Wassergenossenschaften: Idealisten im Dienste der Wasserversorgung

Rund 6.000 Haushalte versorgen die 77 Wassergenossenschaften der Bezirke Güssing und Jennersdorf. Darunter ist auch jene für Gritsch-Dorf unter ihrem Obmann Manfred Redl.

Große Teile der Wasserversorgung in den Bezirken Jennersdorf und Güssing sind genossenschaftlich organisiert.

"Alle Haushalte kennen sich untereinander gut, und wir können einen günstigen Wasserpreis anbieten." Was Obmann Manfred Redl über die Wassergenossenschaft Gritsch erzählt, gilt wohl für viele der privaten Genossenschaften, die in den südburgenländischen Dörfern für die Trinkwasserversorgung zuständig sind.

Eigenversorgung aus Tradition

Entstanden sind sie in den Nachkriegsjahrzehnten, als die Wasserversorgung von Hausbrunnen auf Wasserleitungen umgestellt wurde. "Die Bewohner haben mit Spaten sämtliche Leitungen händisch gegraben", erzählt Redl.

Nachdem in den 90er Jahren die überregionalen Wasserverbände mit ihren Ringleitungen zur Erhöhung der Versorgungssicherheit gegründet wurden, sank die Zahl der örtlichen Genossenschaften sukzessive. Trotzdem gibt es noch immer viele von ihnen.

Sechs bis 276 Mitglieder

Im Bezirk Güssing sind es 42, im Bezirk Jennersdorf 35. Die Zahl der angeschlossenen Haushalte reicht von sieben (Minihof-Liebau) bis 240 (Deutsch Kaltenbrunn-Bergen). Im Bezirk Güssing hat die größte Genossenschaft 276 Mitglieder, die kleinste sechs. 3.468 Mitglieder gibt es im gesamten Bezirk.

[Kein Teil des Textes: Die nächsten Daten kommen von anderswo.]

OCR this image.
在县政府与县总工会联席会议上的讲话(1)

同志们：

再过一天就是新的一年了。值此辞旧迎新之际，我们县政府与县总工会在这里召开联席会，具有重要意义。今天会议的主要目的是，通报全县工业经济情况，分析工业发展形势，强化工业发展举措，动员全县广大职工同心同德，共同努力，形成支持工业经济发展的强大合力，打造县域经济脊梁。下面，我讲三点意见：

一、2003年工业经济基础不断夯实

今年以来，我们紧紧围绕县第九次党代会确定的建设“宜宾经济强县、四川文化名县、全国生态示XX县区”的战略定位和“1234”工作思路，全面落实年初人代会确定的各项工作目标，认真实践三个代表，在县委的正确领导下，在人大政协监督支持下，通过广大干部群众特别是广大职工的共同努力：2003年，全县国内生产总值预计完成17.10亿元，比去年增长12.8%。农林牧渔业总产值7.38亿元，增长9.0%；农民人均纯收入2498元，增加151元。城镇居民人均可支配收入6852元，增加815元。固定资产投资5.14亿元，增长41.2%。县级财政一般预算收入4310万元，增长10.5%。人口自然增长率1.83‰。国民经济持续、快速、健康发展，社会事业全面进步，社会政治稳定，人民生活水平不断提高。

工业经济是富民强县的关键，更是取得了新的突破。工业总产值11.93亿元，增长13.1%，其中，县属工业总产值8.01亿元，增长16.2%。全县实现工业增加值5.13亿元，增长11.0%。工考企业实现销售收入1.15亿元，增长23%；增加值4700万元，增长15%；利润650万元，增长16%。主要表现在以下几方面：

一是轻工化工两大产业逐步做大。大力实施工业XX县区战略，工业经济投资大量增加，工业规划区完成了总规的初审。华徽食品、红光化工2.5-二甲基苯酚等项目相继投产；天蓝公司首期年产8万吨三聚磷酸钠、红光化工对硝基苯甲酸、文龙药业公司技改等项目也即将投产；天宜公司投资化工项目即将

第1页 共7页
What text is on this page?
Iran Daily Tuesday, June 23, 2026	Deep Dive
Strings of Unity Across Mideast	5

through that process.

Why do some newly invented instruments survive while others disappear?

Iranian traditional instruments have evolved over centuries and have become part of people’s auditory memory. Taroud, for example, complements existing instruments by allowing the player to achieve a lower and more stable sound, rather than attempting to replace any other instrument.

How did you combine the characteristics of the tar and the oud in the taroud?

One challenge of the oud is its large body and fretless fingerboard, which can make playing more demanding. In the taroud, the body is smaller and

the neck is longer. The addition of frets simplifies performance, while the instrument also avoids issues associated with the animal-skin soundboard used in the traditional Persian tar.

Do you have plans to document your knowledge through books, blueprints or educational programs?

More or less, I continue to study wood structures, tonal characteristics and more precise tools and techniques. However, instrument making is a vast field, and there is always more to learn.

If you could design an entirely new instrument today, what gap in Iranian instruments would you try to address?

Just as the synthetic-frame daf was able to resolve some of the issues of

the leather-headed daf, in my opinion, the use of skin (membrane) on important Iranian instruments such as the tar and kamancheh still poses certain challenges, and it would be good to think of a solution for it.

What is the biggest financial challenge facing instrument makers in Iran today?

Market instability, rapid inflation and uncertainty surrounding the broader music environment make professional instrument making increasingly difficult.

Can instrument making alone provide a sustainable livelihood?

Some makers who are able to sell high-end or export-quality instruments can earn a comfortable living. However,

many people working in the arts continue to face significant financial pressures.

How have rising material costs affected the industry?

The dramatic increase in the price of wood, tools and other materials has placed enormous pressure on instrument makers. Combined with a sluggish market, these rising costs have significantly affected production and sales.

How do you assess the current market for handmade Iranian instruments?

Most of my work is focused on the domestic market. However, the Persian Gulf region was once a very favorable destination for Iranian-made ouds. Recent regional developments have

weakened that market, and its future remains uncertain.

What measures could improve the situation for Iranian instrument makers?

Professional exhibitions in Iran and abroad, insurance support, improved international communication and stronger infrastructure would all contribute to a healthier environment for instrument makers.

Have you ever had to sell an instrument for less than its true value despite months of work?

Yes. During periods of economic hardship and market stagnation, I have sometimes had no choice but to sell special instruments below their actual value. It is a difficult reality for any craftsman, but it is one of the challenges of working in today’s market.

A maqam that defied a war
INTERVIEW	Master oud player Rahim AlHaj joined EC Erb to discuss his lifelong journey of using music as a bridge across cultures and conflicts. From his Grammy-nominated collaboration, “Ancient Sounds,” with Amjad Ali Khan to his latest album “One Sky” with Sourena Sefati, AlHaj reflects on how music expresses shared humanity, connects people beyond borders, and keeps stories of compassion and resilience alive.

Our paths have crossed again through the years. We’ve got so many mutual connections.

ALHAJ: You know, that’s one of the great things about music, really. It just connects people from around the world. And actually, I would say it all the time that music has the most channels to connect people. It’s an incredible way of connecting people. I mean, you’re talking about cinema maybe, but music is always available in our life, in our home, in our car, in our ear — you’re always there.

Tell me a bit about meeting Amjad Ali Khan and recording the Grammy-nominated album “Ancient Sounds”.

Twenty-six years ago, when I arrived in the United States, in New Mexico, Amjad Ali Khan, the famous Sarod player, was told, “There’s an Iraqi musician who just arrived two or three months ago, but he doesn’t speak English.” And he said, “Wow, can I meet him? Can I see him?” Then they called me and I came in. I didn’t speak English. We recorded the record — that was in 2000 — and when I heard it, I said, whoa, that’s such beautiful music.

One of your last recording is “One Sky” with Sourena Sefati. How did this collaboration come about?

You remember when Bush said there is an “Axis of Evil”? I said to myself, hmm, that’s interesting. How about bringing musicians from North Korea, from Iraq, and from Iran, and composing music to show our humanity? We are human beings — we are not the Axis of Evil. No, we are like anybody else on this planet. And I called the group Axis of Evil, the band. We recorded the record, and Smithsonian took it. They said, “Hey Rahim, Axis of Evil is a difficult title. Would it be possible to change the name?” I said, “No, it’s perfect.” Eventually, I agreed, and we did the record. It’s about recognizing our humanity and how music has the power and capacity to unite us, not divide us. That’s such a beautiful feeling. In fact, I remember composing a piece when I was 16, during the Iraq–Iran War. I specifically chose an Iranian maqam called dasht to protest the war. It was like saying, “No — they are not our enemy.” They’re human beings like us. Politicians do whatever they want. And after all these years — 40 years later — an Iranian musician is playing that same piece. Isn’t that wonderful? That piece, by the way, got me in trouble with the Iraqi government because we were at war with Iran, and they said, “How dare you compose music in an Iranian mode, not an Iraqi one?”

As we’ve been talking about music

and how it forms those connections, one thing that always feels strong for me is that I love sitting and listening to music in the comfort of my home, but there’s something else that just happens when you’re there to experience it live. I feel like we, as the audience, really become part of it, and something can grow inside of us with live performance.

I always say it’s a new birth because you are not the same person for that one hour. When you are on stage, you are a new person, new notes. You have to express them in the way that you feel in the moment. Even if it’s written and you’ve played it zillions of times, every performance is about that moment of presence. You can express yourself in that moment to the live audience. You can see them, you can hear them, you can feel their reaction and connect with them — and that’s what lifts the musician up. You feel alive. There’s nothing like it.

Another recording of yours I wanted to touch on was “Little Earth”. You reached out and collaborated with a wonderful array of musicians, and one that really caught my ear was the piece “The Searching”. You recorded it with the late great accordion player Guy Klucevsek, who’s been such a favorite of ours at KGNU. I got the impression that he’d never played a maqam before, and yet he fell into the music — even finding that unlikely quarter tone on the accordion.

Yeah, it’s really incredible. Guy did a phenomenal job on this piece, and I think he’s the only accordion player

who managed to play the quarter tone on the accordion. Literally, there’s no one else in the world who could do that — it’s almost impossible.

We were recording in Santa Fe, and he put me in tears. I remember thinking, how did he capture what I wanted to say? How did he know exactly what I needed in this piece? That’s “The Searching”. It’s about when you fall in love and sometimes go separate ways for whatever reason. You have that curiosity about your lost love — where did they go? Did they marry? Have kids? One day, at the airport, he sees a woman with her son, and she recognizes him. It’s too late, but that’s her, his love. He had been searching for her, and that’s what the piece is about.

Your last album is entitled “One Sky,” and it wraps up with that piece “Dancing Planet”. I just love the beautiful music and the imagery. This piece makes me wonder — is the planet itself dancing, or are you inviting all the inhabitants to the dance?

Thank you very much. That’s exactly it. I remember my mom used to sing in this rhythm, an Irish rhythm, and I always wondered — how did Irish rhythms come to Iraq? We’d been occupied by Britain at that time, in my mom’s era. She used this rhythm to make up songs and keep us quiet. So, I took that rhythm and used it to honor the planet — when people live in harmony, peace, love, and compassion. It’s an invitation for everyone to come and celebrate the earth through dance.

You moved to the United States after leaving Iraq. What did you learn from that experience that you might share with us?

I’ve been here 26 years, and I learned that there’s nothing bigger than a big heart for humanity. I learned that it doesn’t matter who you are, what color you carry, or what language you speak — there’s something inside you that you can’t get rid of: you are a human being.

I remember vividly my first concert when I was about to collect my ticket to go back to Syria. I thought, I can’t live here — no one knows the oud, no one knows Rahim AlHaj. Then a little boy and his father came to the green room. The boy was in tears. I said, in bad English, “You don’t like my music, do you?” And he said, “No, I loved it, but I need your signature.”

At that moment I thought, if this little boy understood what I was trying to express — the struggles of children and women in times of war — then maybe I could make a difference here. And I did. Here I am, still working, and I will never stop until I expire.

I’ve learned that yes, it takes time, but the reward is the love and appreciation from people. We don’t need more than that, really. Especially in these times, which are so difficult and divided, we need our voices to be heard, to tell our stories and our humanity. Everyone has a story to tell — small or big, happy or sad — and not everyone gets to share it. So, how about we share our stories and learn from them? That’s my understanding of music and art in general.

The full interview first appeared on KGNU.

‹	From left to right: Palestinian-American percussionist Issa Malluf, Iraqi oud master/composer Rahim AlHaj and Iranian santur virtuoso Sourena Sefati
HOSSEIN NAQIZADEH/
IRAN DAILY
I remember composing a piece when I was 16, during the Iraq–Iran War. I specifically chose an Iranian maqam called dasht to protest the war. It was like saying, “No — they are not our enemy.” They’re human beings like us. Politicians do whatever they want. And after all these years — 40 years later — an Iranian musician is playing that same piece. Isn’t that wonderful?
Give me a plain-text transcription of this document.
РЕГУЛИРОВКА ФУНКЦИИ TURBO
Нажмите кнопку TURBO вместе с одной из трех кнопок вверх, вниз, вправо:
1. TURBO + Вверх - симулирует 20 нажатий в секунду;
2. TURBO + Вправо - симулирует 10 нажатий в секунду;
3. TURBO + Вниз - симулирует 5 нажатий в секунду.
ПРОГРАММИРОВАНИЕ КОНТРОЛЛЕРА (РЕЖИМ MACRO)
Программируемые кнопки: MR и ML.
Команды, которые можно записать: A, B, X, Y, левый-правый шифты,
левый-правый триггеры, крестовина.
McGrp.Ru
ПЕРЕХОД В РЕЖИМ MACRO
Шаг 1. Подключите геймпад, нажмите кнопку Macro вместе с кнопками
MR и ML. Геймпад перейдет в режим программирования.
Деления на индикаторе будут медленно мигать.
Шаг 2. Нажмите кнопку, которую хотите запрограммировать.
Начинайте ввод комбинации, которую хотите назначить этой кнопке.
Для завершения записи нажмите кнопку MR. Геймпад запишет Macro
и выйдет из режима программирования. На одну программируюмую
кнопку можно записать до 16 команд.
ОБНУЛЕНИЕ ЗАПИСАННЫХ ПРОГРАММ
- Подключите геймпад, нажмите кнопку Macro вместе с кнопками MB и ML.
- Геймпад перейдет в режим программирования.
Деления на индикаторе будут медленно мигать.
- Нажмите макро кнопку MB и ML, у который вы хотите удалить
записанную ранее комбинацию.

Einige verfügen über eigene Brunnen, einige - wie Gritsch - beziehen das Wasser aus Gemeindebrunnen. Anbindungen an die regionalen Versorgungsverbände gewährleisten, dass auch in trockenen Zeiten genug Wasser aus den Hähnen rinnt.

Ehrenamtlich

Was die Genossenschaften verbindet, ist die Ehrenamtlichkeit ihrer Funktionäre. "Es ist ein gutes Stück Idealismus dabei", so Manfred Redl, der seine Freizeit ebenso zur Verfügung stellt wie die Genossenschaftskassierin, die jedes Jahr die 30 Haushalte abklappert, um den Wasserverbrauch abzulesen und die Gebühren zu kassieren.

Dass diese Ehrenamtlichkeit so wie in vielen Vereinen an Grenzen stößt, ist auch Manfred Redl klar. "Hätte ich vor zwei Jahren den Obmann nicht genommen, dann hätte sich die Genossenschaft wohl aufgelöst."